The healing of tibial fracture and response of the local lymphatic system.
Szczesny G, Olszewski WL, Gewartowska M, Zaleska M, Górecki A.
Department of Surgical Research and Transplantology, Medical Research Centre, Polish Academy of Sciences, Warsaw, Poland. firstname.lastname@example.org
BACKGROUND: Damage of tissues by mechanical injury and inflammation is followed by reaction of the regional lymphoid tissue, lymphatics, and lymph nodes. In our previous lymphoscintigraphic studies, we showed that closed fractures of a lower limb cause reaction of the local lymphoid tissue. There was dilation of lymphatics draining the site of the fracture and enlargement of inguinal lymph nodes. These changes persisted even after clinical healing of the fracture. In the long-lasting nonhealing fractures, the lymphoscintigraphic pictures were different. The draining lymphatics became obliterated, and the lymph nodes disappeared.

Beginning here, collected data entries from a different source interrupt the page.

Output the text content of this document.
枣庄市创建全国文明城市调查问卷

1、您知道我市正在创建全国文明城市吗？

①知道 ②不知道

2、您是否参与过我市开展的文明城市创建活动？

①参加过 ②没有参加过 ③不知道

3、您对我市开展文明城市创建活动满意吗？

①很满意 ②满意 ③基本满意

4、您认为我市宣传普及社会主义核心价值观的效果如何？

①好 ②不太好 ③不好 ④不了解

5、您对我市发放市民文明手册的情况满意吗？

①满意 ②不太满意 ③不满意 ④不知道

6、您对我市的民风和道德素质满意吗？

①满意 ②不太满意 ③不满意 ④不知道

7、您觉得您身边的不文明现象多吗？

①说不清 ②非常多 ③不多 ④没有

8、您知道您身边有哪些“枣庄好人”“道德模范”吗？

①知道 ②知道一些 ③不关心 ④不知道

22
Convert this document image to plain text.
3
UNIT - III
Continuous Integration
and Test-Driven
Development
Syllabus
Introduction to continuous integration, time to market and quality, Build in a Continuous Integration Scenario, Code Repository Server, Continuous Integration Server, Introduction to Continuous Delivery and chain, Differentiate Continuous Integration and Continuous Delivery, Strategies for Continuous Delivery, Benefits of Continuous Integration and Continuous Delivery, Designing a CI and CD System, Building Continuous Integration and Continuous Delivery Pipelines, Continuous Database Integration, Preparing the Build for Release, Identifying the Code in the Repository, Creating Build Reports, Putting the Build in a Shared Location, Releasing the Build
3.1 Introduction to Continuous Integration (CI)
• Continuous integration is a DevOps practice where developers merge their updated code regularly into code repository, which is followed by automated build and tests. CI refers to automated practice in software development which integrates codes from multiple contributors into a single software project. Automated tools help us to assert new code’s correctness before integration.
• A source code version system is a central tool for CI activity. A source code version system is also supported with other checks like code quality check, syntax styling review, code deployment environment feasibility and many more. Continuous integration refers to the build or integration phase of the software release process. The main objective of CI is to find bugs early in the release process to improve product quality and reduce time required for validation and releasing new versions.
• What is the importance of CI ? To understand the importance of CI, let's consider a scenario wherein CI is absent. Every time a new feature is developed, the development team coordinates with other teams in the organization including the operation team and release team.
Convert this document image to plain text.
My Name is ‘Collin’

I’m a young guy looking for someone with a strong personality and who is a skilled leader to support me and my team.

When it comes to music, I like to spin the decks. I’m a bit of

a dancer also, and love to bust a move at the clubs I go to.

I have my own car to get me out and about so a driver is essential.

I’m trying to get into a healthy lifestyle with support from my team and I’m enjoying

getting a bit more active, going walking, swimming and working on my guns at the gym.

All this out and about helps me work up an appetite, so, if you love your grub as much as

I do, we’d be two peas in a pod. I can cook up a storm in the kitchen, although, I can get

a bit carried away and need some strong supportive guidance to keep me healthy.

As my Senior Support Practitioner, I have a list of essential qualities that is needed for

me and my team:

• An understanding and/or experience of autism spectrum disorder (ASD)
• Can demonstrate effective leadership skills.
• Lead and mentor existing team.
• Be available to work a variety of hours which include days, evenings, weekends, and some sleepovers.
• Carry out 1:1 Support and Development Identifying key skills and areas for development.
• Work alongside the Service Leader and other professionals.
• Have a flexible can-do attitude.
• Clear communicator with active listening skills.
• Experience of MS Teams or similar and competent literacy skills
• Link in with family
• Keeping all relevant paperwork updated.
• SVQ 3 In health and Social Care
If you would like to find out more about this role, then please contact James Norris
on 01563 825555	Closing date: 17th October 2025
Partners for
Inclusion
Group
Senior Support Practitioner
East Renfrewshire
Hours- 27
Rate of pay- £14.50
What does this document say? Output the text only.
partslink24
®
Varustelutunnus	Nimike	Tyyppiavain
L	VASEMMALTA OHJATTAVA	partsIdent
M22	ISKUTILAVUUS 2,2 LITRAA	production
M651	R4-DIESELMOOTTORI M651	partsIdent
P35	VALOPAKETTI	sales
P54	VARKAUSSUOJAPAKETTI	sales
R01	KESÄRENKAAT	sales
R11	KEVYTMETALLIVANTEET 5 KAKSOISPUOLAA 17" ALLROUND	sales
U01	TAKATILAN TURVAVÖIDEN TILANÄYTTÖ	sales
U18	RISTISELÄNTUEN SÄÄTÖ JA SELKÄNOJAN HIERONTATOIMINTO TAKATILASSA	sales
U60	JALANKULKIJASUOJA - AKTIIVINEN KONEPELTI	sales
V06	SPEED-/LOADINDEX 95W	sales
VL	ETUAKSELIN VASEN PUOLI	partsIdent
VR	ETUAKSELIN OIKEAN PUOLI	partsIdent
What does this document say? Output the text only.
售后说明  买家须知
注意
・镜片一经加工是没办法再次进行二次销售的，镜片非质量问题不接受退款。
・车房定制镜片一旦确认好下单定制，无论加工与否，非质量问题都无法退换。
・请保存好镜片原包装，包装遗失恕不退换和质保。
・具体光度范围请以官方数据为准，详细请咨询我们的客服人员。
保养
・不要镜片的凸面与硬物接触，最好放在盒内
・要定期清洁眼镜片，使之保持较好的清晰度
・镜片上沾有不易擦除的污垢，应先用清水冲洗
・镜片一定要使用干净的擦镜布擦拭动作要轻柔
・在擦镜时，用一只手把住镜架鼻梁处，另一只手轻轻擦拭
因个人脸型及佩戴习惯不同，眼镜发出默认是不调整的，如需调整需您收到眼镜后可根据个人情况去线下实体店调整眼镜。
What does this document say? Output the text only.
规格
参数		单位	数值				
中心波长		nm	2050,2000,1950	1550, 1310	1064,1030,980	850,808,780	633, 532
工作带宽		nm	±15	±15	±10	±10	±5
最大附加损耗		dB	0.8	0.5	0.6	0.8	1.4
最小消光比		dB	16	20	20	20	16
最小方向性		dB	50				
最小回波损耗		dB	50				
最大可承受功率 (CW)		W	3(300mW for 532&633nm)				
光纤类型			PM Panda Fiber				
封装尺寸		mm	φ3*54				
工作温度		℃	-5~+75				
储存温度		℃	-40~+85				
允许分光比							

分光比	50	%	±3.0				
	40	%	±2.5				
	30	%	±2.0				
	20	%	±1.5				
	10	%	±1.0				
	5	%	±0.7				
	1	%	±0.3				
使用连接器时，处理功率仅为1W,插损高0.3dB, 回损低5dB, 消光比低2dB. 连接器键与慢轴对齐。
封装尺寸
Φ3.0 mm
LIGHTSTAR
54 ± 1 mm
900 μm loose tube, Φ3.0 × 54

METHODS: In this study, we tried to correlate the lymphoscintigraphic images, reflecting the immune events at the fracture site, with the immunohistochemical observations of the biopsy specimens obtained during corrective operations from the healing and nonhealing fracture gaps. Thirty-eight patients with closed fracture of the tibia without traumatic skin changes were studied.
RESULTS: We confirmed that closed tibial fracture evokes response of the regional lymphatic system. Normal fracture healing with immune cell infiltrates and foci of ossification was accompanied by dilated lymphatics and enlarged lymph nodes. Prolonged nonhealing fracture with lack of cellular reaction in the gap proceeded with decreased mass of lymph nodes.
CONCLUSION: This study provides evidence for existence of a functional axis between wound of bone and surrounding soft tissue and the local lymphatic (immune) system. We hypothesize that the fast healing is regulated by influx into the wound of lymph node regulatory cells, whereas prolonged healing causes gradual exhaustion of the regional lymph node functional elements, and reciprocally impairment in sending regulatory cells to the fracture gap.